Dr D. Taggart (Oxford, UK): I would like to make two comments. I use intermittent ischaemia and have done so for a long time. We have recently just completed a study in terms of myocardial protection. The reason I think it works better than cardioplegia is that you can demonstrate induction of heat shock protein acutely if you keep patients at 34°C and use intermittent ischaemia. If you use cold crystalloid cardioplegia you abolish induction of heat shock protein. So I think that may be the mechanism by which you have better myocardial protection. In terms of your neuropsychological tests, I think it was again a very good, clear study, and it would reiterate our own experience which I presented from Oxford. Basically using this technique of intermittent ischaemia, we found no difference in neuropsychological injury in those patients and in comparison to a group of patients undergoing coronary revascularization without bypass at all.
Dr A. Mazzucco (Verona, Italy): I saw your criteria for exclusion of patients from the study. I wonder, have you performed any echocardiographic scanning of the aortic wall preoperatively in order to define the status of the aortic wall? Because in our practice this has really been a matter of concern. And there is a good amount of patients in whom we would be rather reluctant to repeat several times aortic cross-clamping just because of the atheromatous modification of the aortic wall. So I suggest, if you have not done this, it could be a reasonable thing to do.

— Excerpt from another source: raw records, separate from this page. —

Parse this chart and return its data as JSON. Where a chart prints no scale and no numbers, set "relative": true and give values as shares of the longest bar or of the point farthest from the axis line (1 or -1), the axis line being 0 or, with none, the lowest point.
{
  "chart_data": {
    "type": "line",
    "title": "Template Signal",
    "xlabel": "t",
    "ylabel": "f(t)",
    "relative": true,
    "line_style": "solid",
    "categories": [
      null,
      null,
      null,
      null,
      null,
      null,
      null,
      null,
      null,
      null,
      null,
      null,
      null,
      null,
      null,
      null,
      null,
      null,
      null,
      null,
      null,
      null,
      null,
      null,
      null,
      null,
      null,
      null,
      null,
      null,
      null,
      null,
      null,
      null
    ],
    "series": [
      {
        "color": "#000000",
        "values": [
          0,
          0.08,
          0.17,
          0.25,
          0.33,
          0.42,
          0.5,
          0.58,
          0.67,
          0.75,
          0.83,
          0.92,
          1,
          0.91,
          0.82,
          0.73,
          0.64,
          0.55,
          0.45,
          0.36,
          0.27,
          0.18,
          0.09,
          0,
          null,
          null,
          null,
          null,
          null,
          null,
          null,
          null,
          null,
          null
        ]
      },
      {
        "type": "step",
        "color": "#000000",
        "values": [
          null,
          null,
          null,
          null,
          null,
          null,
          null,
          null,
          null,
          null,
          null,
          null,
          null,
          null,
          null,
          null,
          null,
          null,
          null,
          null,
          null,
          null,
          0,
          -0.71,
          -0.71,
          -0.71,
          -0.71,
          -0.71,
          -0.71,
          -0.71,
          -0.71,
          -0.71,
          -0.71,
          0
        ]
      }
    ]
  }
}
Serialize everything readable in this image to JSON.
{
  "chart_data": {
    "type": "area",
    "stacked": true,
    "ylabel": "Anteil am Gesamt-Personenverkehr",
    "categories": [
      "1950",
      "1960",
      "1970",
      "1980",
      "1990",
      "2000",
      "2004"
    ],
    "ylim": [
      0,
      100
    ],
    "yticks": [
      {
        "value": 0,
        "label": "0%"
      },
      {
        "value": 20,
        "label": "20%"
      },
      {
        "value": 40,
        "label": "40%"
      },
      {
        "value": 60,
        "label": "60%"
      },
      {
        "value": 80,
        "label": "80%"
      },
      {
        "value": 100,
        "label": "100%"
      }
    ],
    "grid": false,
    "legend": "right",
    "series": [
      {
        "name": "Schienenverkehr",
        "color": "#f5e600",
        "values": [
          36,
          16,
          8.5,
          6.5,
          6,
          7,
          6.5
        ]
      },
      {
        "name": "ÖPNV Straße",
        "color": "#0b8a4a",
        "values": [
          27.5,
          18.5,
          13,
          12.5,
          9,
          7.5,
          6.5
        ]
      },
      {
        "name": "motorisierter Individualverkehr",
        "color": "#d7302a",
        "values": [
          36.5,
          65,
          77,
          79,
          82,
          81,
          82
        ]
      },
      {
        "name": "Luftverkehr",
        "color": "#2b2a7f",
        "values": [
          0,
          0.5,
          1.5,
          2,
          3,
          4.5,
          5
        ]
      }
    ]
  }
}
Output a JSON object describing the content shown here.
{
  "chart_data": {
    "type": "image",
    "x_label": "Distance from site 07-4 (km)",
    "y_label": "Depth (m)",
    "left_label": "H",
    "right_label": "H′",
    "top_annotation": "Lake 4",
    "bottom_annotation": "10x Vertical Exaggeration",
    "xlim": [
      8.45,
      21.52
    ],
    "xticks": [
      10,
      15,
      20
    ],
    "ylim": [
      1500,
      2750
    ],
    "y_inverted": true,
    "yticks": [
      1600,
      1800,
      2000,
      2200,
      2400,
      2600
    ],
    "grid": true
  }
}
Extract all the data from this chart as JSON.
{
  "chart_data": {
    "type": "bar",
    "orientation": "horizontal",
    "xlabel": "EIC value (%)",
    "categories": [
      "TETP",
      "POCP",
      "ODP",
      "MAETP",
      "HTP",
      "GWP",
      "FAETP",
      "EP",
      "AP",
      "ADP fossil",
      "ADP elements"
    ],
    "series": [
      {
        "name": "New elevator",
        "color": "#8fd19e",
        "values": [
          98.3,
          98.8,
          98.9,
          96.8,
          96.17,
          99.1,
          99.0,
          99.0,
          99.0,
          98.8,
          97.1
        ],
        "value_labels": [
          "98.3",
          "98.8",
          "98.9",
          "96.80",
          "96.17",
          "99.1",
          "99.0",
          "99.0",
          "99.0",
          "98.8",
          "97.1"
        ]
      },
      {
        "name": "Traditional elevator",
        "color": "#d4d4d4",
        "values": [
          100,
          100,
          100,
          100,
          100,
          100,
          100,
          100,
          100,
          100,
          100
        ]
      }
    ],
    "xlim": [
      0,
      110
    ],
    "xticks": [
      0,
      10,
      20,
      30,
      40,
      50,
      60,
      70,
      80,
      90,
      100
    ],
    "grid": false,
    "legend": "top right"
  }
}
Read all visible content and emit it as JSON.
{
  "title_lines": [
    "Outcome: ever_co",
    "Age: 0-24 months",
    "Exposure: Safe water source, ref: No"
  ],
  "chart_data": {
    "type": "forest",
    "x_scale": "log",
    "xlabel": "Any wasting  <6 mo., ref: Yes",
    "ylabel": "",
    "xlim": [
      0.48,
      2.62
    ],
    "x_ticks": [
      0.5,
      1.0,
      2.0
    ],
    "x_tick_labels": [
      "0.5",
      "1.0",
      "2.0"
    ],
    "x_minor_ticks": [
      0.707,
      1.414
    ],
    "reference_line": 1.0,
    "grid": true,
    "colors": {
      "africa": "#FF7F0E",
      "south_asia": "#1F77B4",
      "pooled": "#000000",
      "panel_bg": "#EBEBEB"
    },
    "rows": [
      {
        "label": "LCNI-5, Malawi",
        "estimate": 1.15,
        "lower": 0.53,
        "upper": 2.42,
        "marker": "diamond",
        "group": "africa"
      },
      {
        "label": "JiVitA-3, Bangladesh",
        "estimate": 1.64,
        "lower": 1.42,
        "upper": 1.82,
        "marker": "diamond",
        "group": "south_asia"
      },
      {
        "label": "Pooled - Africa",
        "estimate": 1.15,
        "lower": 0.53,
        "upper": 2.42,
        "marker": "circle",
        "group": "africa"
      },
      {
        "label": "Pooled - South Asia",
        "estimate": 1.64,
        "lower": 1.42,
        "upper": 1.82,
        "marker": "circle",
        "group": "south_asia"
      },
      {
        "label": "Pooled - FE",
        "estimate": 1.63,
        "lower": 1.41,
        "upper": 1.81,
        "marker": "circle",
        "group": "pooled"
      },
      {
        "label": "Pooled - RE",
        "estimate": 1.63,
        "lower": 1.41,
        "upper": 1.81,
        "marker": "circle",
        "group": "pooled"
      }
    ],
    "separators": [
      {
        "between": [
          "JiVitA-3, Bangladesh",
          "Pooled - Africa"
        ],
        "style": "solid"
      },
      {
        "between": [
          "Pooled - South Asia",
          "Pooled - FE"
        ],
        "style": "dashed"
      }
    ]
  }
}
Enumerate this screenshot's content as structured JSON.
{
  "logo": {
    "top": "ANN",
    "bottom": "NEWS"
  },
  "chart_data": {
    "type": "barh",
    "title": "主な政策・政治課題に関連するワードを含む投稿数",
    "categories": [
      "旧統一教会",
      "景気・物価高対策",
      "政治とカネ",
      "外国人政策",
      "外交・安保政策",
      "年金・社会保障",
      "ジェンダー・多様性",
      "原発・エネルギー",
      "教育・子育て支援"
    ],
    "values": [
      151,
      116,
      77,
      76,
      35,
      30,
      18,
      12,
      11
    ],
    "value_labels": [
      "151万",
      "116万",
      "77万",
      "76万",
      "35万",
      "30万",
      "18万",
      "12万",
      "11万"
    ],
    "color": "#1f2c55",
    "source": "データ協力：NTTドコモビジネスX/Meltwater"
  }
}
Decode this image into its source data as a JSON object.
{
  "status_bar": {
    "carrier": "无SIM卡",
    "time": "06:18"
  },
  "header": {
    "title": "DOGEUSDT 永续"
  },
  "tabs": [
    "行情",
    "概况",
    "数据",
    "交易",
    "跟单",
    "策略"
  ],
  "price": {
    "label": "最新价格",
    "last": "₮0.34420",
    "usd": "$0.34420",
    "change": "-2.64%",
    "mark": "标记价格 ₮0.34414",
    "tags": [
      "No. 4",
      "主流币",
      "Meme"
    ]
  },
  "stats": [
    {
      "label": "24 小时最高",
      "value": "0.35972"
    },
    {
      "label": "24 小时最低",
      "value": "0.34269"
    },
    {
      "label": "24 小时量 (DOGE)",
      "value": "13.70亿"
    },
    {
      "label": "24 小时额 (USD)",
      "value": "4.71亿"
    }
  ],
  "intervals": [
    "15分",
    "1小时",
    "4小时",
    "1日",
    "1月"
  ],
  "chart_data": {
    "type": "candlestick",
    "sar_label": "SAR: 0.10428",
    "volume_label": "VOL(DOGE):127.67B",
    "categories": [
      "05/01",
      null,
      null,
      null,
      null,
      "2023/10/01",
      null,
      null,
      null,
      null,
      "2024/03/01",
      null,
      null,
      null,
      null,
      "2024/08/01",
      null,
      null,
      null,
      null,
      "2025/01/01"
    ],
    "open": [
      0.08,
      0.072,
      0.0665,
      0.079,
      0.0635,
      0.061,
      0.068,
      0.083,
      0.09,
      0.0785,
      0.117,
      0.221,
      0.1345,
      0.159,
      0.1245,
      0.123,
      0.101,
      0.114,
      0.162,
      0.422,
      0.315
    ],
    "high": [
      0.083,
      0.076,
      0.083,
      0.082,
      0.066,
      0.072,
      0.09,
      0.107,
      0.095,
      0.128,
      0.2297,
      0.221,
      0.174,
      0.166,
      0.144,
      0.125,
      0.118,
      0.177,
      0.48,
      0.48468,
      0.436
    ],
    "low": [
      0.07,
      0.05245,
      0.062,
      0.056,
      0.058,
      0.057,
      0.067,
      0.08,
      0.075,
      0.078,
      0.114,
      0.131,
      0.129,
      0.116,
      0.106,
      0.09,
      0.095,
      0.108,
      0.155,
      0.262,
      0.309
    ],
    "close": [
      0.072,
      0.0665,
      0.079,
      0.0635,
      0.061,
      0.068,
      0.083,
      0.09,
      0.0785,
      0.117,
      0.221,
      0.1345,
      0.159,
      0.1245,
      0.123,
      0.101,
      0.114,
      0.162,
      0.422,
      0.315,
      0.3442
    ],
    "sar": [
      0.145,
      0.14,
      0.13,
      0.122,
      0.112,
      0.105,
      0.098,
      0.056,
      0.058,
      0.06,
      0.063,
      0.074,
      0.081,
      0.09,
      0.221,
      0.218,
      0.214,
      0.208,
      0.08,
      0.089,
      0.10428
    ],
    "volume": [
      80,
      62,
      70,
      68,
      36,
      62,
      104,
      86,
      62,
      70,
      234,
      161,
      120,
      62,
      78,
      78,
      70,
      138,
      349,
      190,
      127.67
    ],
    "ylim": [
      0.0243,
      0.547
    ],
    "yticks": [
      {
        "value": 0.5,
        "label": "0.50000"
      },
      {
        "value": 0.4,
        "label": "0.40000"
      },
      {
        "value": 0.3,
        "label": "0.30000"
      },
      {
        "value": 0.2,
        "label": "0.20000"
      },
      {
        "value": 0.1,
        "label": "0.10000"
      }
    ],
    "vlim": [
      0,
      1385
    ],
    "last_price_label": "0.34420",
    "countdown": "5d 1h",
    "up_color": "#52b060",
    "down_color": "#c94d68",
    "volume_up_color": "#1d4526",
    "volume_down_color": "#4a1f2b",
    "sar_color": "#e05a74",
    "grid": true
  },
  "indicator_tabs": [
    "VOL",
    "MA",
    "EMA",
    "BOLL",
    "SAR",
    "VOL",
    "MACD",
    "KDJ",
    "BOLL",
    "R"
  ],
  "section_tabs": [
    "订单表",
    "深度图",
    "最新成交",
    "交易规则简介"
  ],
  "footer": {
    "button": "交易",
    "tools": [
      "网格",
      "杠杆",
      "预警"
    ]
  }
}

Dr Feccia: We did not assess pre-operatively the aortic wall by echocardiography but it was assessed by the surgeon in the operating room and we excluded patients who had significant atheroma.
Dr P. Bertolini (Verona, Italy): One of your exclusion criteria was unstable angina. Now, my question is, what is the actual policy for the treatment of such patients at your unit? Do you treat them with intermittent clamping, or rather switch them to the group with a single aortic cross-clamp time?
Dr Feccia: We use intermittent ischaemic arrest also for unstable angina patients but we excluded them from this study because changes in ECG and cardiac enzymes postoperatively may have been difficult to interpret.